Blitz della Polizia all’Università di Catania con il rettore Francesco Basile e altri nove docenti sospesi dal proprio incarico.
Le sospensioni sono state decise nell’ambito di un’inchiesta della quale sono indagati anche altri 40 professori di università in tutta Italia.
Gli indagati sono accusati a vario titolo di associazione a delinquere, corruzione e turbativa d’asta e sono sospettati di aver truccato 17 concorsi per professore ordinario, 4 per professore associato, 6 per ricercatore.
Nell’inchiesta, coordinata dal Procuratore Carmelo Zuccaro e ai Sostituti Bisogni, Di Stefano e Vinciguerra, sono indagati:
Giacomo Pignataro, classe 1963, ex Rettore dell’Università di Catania;
Giancarlo Magnano di San Lio, classe 1963, Prorettore dell’Unict;
Giuseppe Barone, classe 1947, ex Direttore Dipartimento Scienze Politiche e Sociali Unict;
Michela Benedetta Cavallaro, classe 1962, Direttore Dipartimento Economia e Impresa Unict;
Filippo Drago, classe 1954, Direttore del Dipartimento di Scienze Biomediche e Biotecnologiche Unict;
Giovanni Gallo, classe 1962, Direttore Dipartimento di Matematica e Informatica Unict;
Giovanni Carmelo Monaco, classe 1962, Direttore Dipartimento Scienze Biologiche, Geologiche e Ambientali Unict;
Roberto Pennisi, classe 1960, Direttore Dipartimento di Giurisprudenza Unict;
Giuseppe Sessa, classe 1953, Presidente del Coordinamento della Facoltà di Medicina Unict.
La misura firmata dal Gip, su delega della Procura di Catania, è stata eseguita dalla Polizia di Stato.
“Un sistema squallido”, lo ha definito il procuratore di Catania, Carmelo Zuccaro. “E in alcune circostanze ci sono state minacce di ritorsioni”, commenta il magistrato. “Sono molto triste perché nemmeno l’ateneo di Catania si è sottratto a queste nefandezza a queste logiche che nulla hanno a che fare con il merito”.
“Sono molto rattristata di quello che è emerso da questa indagine. Abbiamo scoperchiato una pentola che purtroppo coinvolgeva più dipartimenti dell’Università“, commenta Marika Scacco, dirigente della Digos di Catania.
Il provvedimento interdittivo è stato emesso sulla base di indagini coordinate dalla Procura Distrettuale di Catania ed eseguite dalla DIGOS – sezione investigativa – dal giugno 2016 al marzo 2018.

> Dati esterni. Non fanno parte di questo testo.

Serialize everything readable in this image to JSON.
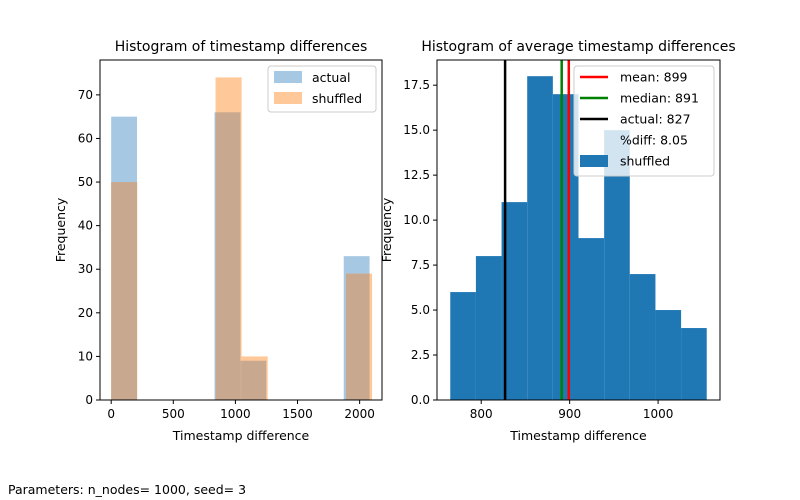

L’attività investigativa, condotta con l’ausilio di presidi tecnici e con servizi di tipo tradizionale, ha svelato l’esistenza di un’associazione a delinquere, con a capo il Rettore dell’Università di Catania Basile Francesco e di cui è promotore il suo predecessore Pignataro Giacomo, finalizzata a commettere un numero indeterminato di reati volti ad alterare il naturale esito dei bandi di concorso:
- per il conferimento degli assegni, delle borse e dei dottorati di ricerca;
- per l’assunzione del personale tecnico-amministrativo;
- per la composizione degli organi statutari dell’Ateneo (Consiglio d’Amministrazione, Nucleo di Valutazione, Collegio di Disciplina);
- per l’assunzione e la progressione in carriera dei docenti universitari.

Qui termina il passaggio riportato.